大野町向野にある沢村家の水田の畦地に「無名戦死者の墓」がある。明治元年(1868年)から翌二年に行われた箱館戦争戦死者の墓である。
大野村は、箱館戦争の拠点の一つとなった。当時市渡村(現在は大野町の一部)の名主は、沢村久之丞であった。箱館戦争勃発と同時に、榎本軍が陣を構えるなど、否応なしに戦争の渦中に巻き込まれ、名主として大変苦労したという。
沢村家は、小川地区(現在は大野町向野)にあったが、間口が十間(約十八メールル)もあり、家の半分は土間(作業場)だったため、明治元年の冬、榎本軍が下二股口(台場山)の陣地を構築の際は、作戦本部に充てられた。その土間には、銃が四、五丁ずつ組んで立てられた。また、沢村家は幹部兵士の宿舎にもなったという。

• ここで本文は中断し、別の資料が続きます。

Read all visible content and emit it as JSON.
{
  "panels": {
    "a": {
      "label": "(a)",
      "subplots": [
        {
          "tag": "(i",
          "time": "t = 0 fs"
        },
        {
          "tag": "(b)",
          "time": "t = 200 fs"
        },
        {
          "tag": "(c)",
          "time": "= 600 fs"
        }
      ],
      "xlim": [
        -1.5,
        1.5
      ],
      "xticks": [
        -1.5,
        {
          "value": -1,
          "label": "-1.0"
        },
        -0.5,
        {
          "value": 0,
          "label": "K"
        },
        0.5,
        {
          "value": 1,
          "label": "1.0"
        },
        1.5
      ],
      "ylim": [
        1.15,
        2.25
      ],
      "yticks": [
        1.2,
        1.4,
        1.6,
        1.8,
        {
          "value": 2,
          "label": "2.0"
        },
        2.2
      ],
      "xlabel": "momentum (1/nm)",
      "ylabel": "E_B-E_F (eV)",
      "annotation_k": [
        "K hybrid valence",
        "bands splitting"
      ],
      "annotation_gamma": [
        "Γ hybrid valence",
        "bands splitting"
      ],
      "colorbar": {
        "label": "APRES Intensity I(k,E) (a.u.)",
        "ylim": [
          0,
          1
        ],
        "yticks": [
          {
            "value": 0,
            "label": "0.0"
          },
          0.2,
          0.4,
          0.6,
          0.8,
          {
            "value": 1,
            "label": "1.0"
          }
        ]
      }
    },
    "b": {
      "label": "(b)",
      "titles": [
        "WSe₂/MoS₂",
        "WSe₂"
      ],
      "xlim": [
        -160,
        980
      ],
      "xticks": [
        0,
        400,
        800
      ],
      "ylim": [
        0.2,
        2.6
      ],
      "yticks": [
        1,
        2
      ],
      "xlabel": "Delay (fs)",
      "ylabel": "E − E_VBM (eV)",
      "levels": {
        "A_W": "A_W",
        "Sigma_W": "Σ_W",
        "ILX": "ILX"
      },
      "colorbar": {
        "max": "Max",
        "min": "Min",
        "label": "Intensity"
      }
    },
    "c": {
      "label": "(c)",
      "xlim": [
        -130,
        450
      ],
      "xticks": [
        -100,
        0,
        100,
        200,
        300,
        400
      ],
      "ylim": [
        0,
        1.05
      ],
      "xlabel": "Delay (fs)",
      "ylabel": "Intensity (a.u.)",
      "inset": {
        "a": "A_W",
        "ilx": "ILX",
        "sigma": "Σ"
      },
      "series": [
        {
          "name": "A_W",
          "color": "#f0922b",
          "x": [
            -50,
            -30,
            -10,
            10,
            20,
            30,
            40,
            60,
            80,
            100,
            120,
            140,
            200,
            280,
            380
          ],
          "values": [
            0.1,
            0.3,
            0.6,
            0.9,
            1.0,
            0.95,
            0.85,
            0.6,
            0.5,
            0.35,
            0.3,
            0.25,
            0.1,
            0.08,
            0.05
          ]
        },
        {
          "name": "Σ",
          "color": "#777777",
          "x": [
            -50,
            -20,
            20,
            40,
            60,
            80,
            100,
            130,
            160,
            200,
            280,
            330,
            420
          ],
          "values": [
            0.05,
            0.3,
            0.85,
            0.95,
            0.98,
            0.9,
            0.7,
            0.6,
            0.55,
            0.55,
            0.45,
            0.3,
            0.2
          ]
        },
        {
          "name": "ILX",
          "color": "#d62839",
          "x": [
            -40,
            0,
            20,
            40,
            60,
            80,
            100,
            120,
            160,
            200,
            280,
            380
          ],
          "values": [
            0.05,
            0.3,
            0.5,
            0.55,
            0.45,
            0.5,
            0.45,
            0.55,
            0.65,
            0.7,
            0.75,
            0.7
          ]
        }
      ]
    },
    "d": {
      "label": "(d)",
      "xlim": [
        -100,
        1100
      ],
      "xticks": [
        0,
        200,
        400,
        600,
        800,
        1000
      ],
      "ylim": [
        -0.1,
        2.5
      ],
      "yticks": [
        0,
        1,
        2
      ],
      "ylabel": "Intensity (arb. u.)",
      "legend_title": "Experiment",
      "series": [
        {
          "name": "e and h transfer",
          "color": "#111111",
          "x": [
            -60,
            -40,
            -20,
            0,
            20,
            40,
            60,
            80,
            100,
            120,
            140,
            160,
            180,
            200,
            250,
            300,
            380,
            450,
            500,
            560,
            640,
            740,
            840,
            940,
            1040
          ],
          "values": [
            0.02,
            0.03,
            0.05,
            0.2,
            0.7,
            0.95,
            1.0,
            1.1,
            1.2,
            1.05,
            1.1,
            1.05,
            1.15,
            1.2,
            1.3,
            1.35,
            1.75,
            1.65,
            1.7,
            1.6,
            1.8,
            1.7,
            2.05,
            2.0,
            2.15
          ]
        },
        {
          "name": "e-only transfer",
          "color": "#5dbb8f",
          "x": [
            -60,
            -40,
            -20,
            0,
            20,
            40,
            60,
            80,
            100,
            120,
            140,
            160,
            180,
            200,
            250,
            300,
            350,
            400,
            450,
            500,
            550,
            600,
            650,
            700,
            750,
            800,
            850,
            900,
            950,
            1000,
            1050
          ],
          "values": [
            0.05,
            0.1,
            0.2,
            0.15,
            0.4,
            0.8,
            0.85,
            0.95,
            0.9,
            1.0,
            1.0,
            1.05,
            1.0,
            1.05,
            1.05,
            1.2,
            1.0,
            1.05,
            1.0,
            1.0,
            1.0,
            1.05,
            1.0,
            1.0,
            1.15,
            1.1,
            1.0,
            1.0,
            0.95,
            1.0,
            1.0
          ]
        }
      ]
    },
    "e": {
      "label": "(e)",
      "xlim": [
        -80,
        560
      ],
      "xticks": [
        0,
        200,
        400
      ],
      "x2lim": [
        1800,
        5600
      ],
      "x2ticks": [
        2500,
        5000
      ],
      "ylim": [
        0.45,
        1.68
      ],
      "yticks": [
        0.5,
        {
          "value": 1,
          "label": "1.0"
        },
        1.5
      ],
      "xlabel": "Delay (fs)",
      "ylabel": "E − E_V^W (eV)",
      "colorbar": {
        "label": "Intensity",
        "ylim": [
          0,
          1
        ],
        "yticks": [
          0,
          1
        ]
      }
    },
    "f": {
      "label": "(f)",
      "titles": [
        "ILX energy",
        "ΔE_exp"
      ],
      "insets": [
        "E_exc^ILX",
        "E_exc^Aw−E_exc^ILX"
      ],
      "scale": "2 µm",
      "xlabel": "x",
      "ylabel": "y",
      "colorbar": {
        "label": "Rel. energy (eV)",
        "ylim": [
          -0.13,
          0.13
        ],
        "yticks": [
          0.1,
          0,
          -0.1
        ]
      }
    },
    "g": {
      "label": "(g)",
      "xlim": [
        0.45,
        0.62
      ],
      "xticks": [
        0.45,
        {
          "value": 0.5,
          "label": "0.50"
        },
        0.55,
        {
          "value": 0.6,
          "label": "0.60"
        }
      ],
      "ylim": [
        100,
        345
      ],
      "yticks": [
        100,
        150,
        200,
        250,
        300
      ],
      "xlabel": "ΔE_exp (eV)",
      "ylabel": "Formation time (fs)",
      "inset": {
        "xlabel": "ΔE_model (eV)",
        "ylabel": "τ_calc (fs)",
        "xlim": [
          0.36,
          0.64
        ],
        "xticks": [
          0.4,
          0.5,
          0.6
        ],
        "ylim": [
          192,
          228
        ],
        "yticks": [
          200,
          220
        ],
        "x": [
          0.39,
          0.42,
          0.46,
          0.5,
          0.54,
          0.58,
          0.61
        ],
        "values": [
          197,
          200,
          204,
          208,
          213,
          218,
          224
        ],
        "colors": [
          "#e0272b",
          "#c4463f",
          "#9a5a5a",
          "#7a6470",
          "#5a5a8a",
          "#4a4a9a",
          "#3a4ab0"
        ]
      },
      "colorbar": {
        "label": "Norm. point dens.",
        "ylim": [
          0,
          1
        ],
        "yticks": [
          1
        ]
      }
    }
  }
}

この一帯は、沢村家の本家や分家が集まる篤農家ぞろいである。畦道の中間に百平方メートルぼと耕作しない広場を作り、直径八十センチぐらいの自然石を置いて、「箱館戦争無名戦士の墓」としてまつっている。毎年八月十三日には、一族そろって供養を続けているが、この戦死者が新政府軍のものか榎本軍のものかもはっきりしていない。